Ünite 3: Vergi Kanunlarının Uygulanması

Vergi Kanunlarının Yer Bakımından Uygulanması

Kanunların uygulandığı yerin, yani kanunların hangi coğrafi sınırlar dâhilinde uygulanabileceğinin bilinmesi, kanunların uygulanması bakımından büyük önem taşımaktadır. Kanunların yer bakımından uygulanması konusunda iki ana ilke benimsenmektedir.

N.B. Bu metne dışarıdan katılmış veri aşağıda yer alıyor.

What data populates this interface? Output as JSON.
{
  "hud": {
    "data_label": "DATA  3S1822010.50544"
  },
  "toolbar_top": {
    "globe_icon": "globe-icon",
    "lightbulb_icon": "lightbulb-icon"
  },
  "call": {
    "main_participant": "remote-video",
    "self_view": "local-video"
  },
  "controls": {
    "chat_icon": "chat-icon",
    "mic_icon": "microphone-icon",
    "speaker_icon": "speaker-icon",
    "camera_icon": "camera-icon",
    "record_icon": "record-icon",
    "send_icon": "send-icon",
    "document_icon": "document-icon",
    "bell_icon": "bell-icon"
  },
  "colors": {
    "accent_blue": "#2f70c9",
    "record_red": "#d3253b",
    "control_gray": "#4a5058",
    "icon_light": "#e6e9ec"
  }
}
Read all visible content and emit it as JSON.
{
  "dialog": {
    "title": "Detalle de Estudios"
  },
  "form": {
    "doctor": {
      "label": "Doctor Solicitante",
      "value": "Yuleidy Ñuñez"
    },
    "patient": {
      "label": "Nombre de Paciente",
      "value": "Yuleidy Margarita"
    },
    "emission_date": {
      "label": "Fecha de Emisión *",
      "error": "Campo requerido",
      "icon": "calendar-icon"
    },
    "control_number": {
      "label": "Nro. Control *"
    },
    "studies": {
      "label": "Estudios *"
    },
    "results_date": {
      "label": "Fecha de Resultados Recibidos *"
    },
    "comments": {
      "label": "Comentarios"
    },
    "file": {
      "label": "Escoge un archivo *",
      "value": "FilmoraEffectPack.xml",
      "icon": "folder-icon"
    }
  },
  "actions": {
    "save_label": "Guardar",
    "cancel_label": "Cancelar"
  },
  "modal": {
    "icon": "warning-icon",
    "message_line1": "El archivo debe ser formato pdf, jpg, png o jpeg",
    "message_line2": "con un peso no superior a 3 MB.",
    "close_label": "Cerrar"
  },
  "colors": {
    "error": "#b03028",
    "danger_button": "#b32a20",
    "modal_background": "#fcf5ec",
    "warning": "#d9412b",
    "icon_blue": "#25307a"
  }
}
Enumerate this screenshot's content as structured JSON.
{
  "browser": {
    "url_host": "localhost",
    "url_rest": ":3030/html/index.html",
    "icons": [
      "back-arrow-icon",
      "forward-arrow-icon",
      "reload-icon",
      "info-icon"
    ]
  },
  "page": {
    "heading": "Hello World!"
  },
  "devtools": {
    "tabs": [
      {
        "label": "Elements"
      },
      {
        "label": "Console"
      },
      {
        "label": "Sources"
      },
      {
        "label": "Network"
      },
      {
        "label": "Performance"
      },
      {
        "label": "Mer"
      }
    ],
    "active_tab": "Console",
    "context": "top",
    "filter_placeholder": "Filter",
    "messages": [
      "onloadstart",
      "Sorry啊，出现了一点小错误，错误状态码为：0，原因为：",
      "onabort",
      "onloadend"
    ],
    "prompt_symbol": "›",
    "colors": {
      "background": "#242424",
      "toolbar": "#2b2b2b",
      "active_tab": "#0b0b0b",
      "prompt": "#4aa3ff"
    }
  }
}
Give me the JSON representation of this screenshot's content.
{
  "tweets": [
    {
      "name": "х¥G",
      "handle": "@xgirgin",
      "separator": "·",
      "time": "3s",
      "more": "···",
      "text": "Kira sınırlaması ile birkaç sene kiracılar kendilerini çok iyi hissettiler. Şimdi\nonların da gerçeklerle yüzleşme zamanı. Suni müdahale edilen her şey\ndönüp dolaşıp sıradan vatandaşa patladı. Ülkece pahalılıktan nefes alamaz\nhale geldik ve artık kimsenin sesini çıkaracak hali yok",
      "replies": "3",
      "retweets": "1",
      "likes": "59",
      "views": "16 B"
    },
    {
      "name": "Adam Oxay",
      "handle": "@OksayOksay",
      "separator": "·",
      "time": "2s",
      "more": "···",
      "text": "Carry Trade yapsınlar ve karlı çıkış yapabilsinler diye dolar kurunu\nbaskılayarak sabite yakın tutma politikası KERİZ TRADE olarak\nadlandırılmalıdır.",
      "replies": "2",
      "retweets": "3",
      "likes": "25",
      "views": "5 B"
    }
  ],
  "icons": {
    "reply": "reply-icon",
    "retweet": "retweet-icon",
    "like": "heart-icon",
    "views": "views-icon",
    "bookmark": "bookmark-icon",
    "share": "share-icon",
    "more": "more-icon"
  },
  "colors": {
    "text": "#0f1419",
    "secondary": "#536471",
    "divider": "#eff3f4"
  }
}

Bunlardan birincisi, kanunların mülkîliği (ülkeselliği) ilkesidir. Bu ilkeye göre, her devletin kanunları o devletin ülkesinde, kural olarak, vatandaş ya da yabancı herkese ve bütün hukuki işlemlere uygulanmaktadır. Kanunların yer bakımından uygulanması konusunda benimsenen ikinci ilke ise kanunların şahsîliği (kişiselliği) ilkesidir. Bu ilkeye göre, kişi nereye giderse gitsin, tâbiiyetinde (uyruğunda) bulunduğu devletin kanunlarına bağlıdır.

Vergi kanunlarının uygulama alanının belirlenmesinde iki ilke esas alınmaktadır.

Bunlardan birincisi, egemenlik alanı (mülkîlik) ilkesi; ikincisi ise, şahsîlik (tâbiiyet-ikametgâh) ilkesidir. Birinci ilke, genel olan ilkedir; uygulanması daha eski ve yaygındır. Buna göre, devletin egemenlik alanında oluşan bütün vergiyi doğuran olaylar ve konular o ülkenin kanunlarına göre vergiye tâbi tutulur. Bu ilkeye kaynak ilkesi, yani vergi matrahlarının kaynağı olan ekonominin sahibi olan devletin vergilendirme yetkisine sahip olması ilkesi de denilmektedir. Buna karşılık, ikinci ilke, vergi kanunlarının uygulama alanını, ilişkileri kuran gerçek ya da tüzel kişinin tâbiiyet veya ikametgâh ülkesinin yasaları tarafından belirlenmesidir. Bu itibarla, vergilendirme yetkisinin yer bakımından uygulama alanının sınırlandırılmasında iki temel ilkeden yararlanılmaktadır. Bunlardan biri kaynak ilkesi; diğeri ise şahsîlik/kişisellik ilkesidir. Genel olarak kanunların yer bakımından uygulanmasında mülkîlik ilkesi ile şahsilik ilkesinin benimsenmekte olduğunu yukarıda ifade ettik. Vergi hukuku bakımından bu ilkelerin isimlendirilmesinde farklı bir yaklaşım benimsenmektedir. Bu bağlamda, mülkîlik ilkesi vergi hukukunda kaynak ilkesi olarak ifade edilmektedir.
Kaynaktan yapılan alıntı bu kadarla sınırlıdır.